By: AIF Staff
Started in 2014, Saga Education is a high-dosage math tutoring program for students in grade 9 delivered by a combination of in-person tutors and technology-enabled support systems. Saga Education uses high-impact, in-person and online tutoring to transform public education outcomes for diverse student populations.
Saga Education focuses on math for a specific reason, because Algebra 1 is a pivotal gateway subject to high school graduation and long-term economic mobility.

According to the American Institutes for Research, 85% of students who pass Algebra 1 in 9th grade graduate within four years, compared to only 21% of those who never pass. The ability to pass Algebra 1 is an acute problem for Hispanic, African American, and lower-income students.
Saga Education directly addresses this issue by delivering in-school-day tutoring that leverages the power of human capital and modern technology to support students facing external challenges, like income disparities and racial barriers.
Saga Education works with school districts around the country to implement their tutoring curriculum into the regular school schedule. Saga Education tutors work in small groups, 1 tutor to 2-3 students, and they hold sessions 3 times per week for 30-50 minutes per day. The tutoring received is a dedicated, credit-bearing course embedded with students’ daily class schedules and delivered in addition to their core math classes. The Saga Education teachers, most of whom are recent college graduates being provided an annual stipend, stay with students throughout their educational journey and combine academic instruction, mentoring, and strong school-to-home relationships.
This evidence-based curriculum and model has been the subject of multiple Randomized Controlled Trials (RCTs) and is currently being deployed in several Chicago-area schools.

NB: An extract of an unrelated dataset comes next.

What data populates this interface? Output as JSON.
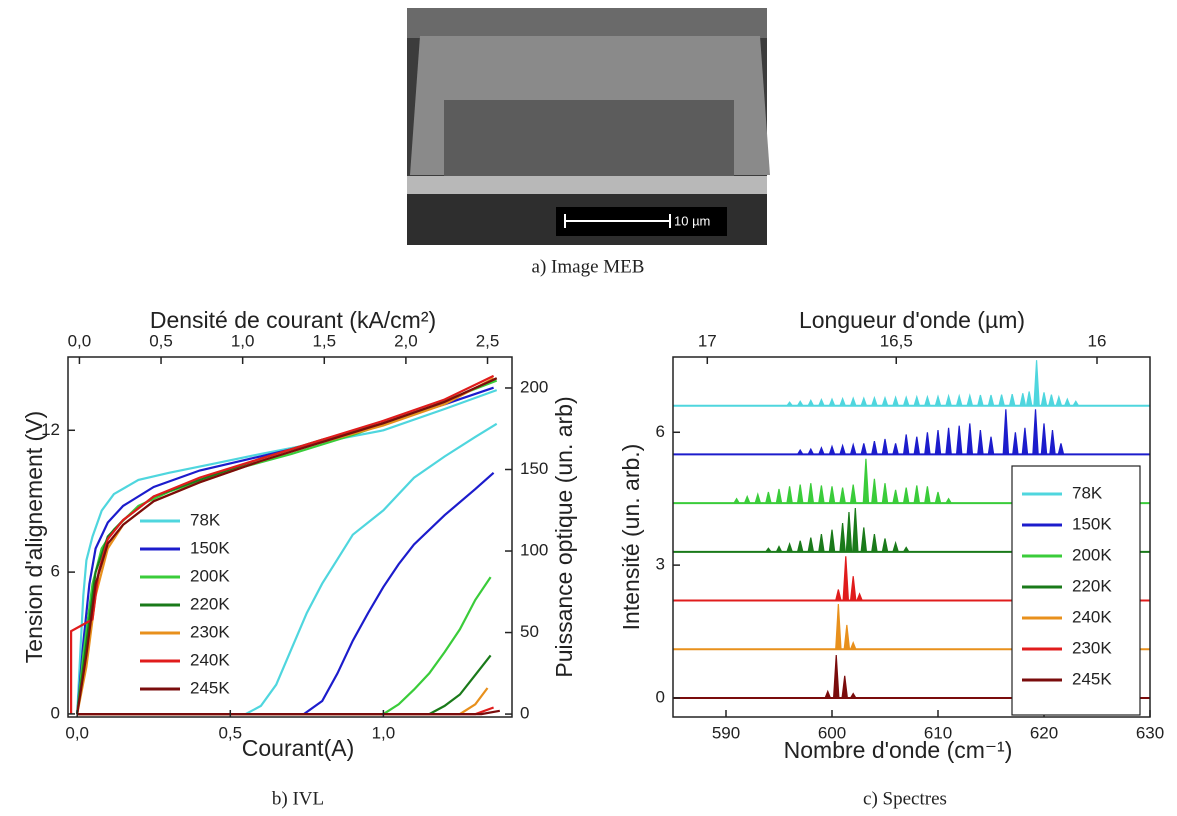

As part of their Chicago High-Impact Tutoring Program, Saga Education delivers its academic support program to students entering Algebra 1 at 16 different Chicago Public High Schools. Each Chicago Public High School selects a modality and a program model (in-person, live-online, or a hybrid) and then, a cohort of 53 tutors, who are trained in a specific 2-week program, provide consistent, structured support to small groups of students throughout the academic year.
Saga Education has already completed two rigorous, large-scale Randomized Controlled Trials (RCTs) evaluating the impact of its math tutoring model for low-income 9th and 10th grade students in Chicago. Among the outcomes, researchers found:
– Improved math achievement at the end of the tutoring year.
– Persistent effects one to two years later.
– Improved academic performance: Tutored students saw an average increase of 0.25 points in math GPA in 11th grade.
A similar Saga Education program in New Mexico produced equally promising findings following a RCT in 2024.
According to Saga Education, when looking more holistically at their impact, the effect of the tutoring program was:
– Students learned up to 2.5 years’ worth of math in one academic year.
– Math course failures were reduced by as much as 63% and course failures in non-tutored subjects were reduced by as much as 26%.
– Student attendance improves by as much as 18 days per academic year.
Each of the RCTs found “that the program produced sizable, statistically significant effects on student math scores on the district tests at the end of the tutoring year.” They also found that the positive effect of the program persists over time.
As University of Chicago researchers summarized when analyzing Saga Education’s approach:
“It is possible to substantially improve academic skills by accounting for the challenges of individualizing instruction—among other things— and that these strategies can be effective even when implemented in traditional public high schools to broad, representative samples of students. These strategies seem to work even with secondary school students, yielding benefit-cost ratios comparable to promising early childhood programs. Evidently adolescence is not too late to realize large social benefits from human capital investment.”
Without question, Saga Education has produced promising initial results in helping students cross a critical educational threshold and pass Algebra 1.
The American Idea Foundation is proud to partner with the organization as they continue scaling and evaluating their high-impact tutoring program in the Chicagoland area. Our hope is by utilizing Saga Education’s methods and their trained tutors, more younger Americans will develop the math skills to propel them forward in life.